Aim 2.1. Establish and evaluate conventional serological assays (IgM, IgG, Inhibition ELISA; NS1 indirect ELISA). Aim 2.2. Evaluate next-gen serological assays for differential diagnosis of ZIKV and DENV infection.
SPECIFIC AIM 3. Study antibody-dependent enhancement and immune responses in DENV/ZIKV sequential infections. We hypothesize that sequential flavivirus infections (i.e. 2° flavivirus infection) may lead to immune enhancement and modulate clinical outcomes. We will analyze DENV-ZIKV (both primary and 2° DENV) and ZIKV-DENV infection(s).

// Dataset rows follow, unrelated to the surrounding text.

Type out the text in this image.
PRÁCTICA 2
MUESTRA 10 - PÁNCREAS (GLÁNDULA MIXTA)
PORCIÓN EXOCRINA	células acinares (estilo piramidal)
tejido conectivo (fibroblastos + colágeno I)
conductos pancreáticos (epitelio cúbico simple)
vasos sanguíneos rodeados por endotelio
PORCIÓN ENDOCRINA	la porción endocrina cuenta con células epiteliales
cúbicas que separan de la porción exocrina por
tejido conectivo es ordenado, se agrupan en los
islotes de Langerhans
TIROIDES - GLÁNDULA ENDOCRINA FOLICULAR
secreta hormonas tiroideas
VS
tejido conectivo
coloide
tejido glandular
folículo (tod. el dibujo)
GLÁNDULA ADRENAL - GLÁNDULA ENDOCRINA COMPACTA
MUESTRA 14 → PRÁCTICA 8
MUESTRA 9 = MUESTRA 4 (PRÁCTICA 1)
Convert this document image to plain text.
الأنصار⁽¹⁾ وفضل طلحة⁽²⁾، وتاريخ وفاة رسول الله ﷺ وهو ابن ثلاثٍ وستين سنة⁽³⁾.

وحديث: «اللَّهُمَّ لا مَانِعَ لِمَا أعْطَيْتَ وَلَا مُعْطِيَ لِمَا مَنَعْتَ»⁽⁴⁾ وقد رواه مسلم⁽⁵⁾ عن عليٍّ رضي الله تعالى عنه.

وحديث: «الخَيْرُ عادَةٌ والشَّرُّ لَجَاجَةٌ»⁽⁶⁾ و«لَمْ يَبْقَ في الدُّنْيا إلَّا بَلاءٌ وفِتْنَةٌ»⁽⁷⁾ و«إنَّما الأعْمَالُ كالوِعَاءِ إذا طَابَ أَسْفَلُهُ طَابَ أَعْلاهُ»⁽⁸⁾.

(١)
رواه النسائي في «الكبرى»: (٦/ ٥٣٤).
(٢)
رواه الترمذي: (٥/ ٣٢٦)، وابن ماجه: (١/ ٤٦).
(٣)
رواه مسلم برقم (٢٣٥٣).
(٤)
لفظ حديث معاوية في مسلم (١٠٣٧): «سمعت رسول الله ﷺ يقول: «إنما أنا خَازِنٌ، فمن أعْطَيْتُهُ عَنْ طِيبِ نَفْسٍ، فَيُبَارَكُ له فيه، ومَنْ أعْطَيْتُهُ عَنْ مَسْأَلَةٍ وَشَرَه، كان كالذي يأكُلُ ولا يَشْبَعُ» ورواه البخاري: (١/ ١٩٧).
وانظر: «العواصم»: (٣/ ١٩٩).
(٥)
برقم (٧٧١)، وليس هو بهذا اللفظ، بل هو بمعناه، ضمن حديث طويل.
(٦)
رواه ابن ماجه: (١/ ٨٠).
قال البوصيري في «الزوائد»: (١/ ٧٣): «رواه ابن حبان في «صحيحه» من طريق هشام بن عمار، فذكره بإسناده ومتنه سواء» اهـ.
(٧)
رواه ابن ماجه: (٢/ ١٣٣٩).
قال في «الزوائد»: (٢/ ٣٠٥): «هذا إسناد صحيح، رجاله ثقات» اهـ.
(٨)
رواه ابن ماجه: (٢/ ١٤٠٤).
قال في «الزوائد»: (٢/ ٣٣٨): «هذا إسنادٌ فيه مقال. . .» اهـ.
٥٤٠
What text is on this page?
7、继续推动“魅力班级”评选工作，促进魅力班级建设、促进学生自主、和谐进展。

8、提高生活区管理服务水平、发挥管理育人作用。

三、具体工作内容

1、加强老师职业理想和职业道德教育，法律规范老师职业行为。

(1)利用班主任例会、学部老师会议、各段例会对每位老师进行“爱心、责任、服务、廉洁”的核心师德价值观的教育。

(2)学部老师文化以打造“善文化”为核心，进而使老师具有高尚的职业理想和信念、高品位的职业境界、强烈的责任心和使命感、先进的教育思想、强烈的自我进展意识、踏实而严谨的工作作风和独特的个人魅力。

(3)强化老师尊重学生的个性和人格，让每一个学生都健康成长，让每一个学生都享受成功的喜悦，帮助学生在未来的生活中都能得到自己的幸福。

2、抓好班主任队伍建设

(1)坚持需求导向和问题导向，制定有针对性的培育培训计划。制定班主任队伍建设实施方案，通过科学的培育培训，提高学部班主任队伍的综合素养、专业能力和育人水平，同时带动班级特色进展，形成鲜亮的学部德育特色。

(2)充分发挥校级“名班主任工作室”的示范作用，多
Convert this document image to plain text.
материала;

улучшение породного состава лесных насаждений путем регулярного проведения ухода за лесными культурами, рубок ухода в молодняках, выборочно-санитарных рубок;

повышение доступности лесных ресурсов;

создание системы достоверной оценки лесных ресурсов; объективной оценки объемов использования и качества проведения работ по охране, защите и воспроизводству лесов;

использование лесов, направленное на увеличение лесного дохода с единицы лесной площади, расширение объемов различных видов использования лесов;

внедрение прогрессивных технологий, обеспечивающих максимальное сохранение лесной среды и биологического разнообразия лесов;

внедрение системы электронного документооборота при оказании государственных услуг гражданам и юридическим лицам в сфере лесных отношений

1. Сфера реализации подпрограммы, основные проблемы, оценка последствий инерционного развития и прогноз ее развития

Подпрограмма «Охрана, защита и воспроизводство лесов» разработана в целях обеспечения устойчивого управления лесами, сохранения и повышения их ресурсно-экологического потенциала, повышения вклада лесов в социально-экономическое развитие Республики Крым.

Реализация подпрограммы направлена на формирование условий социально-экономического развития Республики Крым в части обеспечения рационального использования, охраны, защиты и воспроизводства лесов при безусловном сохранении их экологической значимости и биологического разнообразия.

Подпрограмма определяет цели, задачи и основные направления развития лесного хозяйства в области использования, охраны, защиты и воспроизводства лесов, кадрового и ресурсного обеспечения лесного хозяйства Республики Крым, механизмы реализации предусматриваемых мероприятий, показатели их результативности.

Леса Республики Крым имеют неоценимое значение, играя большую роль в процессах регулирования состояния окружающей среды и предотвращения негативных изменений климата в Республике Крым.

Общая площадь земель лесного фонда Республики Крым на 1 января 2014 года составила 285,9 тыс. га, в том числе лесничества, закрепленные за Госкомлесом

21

Aim 3.1. Define DENV and ZIKV immune history and status in the Nicaraguan pediatric studies.
Aim 3.2. Characterize the effect of prior immunity to DENV/ZIKV on infection outcome, including inapparent, symptomatic and severe infection.
Aim 3.3. Characterize the quality, breadth and magnitude of antibody and B cell responses in sequential flavivirus infections, using antibody depletion assays and the Quad-Color FluoroSpot. Overall, we propose the epidemiological, clinical and immunological characterization of arboviroses in Nicaragua by continuing a successful and responsive program directed towards critical pandemic diseases.